I purchased my first official home, along with my then-fiancé, at age 23, months prior to our wedding. It was a new construction, town house condominium in Waterbury, just on the Cheshire/Waterbury line; ironically, while I had begun my life living in the city, I began my married life doing the same. Hitchcock Road would be the beginning of a whole new life for me, one I’d anticipated for seven years. It was there I would have my first two children and establish the foundation of our married life. Since it was new construction, we had choices in the model and its contents; we had the opportunity to see it’s flourishing from breaking ground to move-in day. It immediately felt like home, which it would be for the next five years. While I was sad to move, it had become small for our family of four. We longed to have a yard for our dog and our boys to play and space enough for our family to grow.

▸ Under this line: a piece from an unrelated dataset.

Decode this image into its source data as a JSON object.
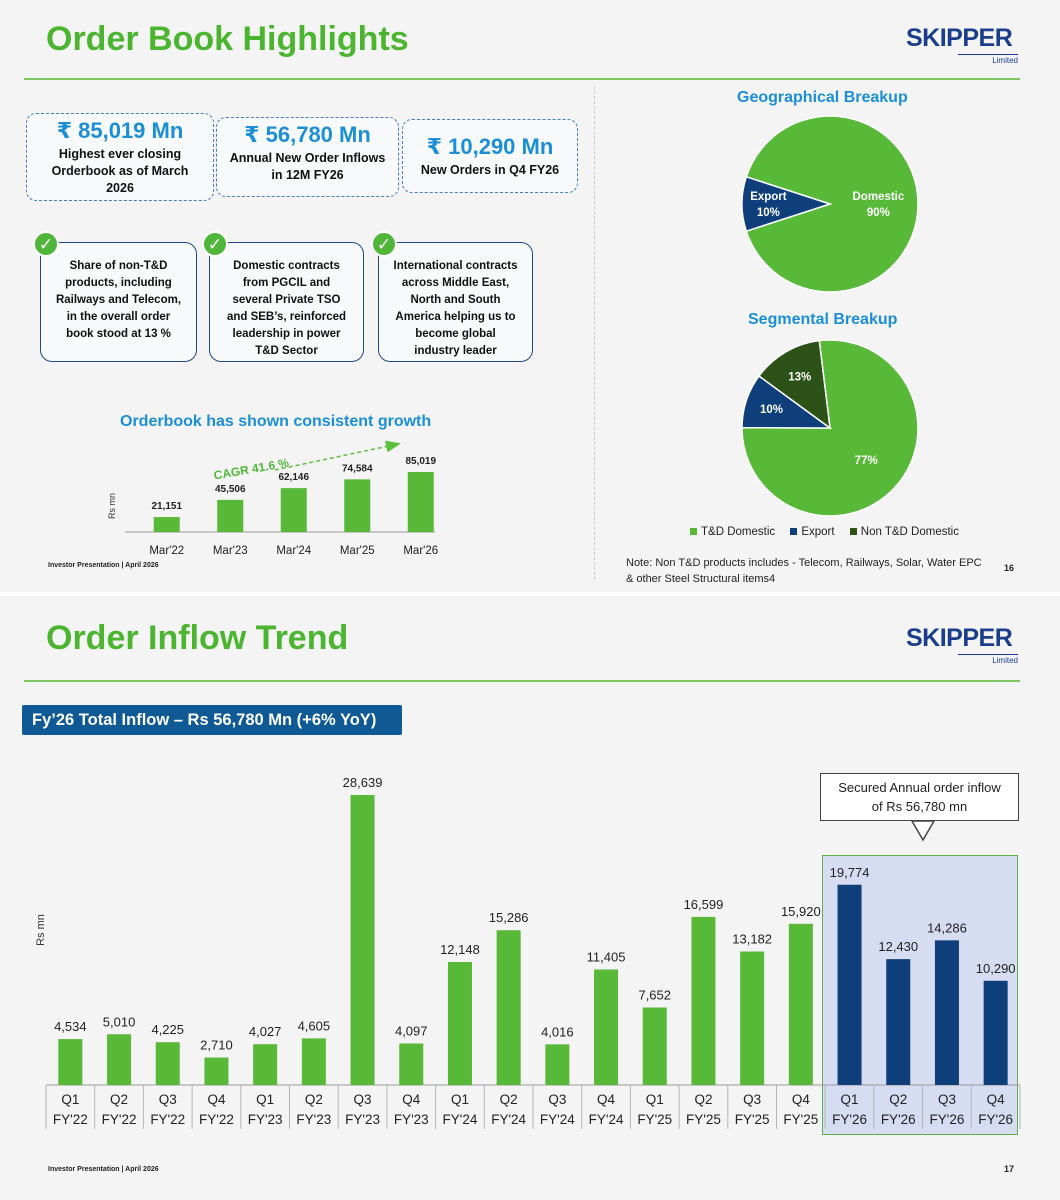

While, at first, we looked in Hamden, initially hoping to return to our roots, it was in Cheshire — a lily white suburban community with child-friendly neighborhoods of sidewalks and cul-de-sacs and a good school system– we would find our family home. And so we found this place, a block away from the elementary school my children would attend, nestled in a cluster of streets that housed young families. While the house had all of the amenities we hoped for– a farmhouse colonial, four bedrooms, 2 & 1/2 baths, a finished basement, a two-car garage, good-sized yard with an in-ground pool– it was certainly NOT in move-in condition. It had been a foreclosure our realtor wanted to check out before it ‘officially’ went on the market. We arrived and could hardly see the front of the house, with all of the overgrowth hiding it, and, when we walked inside, the musty smell gave way to a kitchen of unhinged cabinet doors and mouse droppings, a 70’s rust, shag carpet in the too-small family room, and bathrooms with floors that had rotted from water damage. My husband and I tip-toed, room by room, taking it all in. My father is a carpenter and his a handy-man, so as we took in the imperfections, we verbally noted the possibilities aloud, almost in unison. While our realtor waited in the kitchen, on the phone to his next client, we looked at one another, sharing each other’s thoughts. We’d concluded that if the bank would stop the re-furbish they were planning and would come down on the price, we were eager to place a bid. The realtor replied, “Wow, you two have vision.” And we did. After closing on the house, it would be nearly two months of gutting and renovating, mostly on our own, with the help of our fathers– in order to make it in move-in condition. It felt foreign the first night we’d slept here, as if we were in someone else’s home and I’ve often wondered what they’d think of the transformation. As the unfamiliarity of our surroundings waned, almost immediately, we felt a belonging, as we befriended our neighbors whose children befriended one another and we became a chosen family.

This is where the memories of my family have been made, one additional child later, and so many life experiences in between. With in these walls mark the growth of my own family and the lessons we have learned.

Often, I wonder, if walls could talk, what stories would come from them.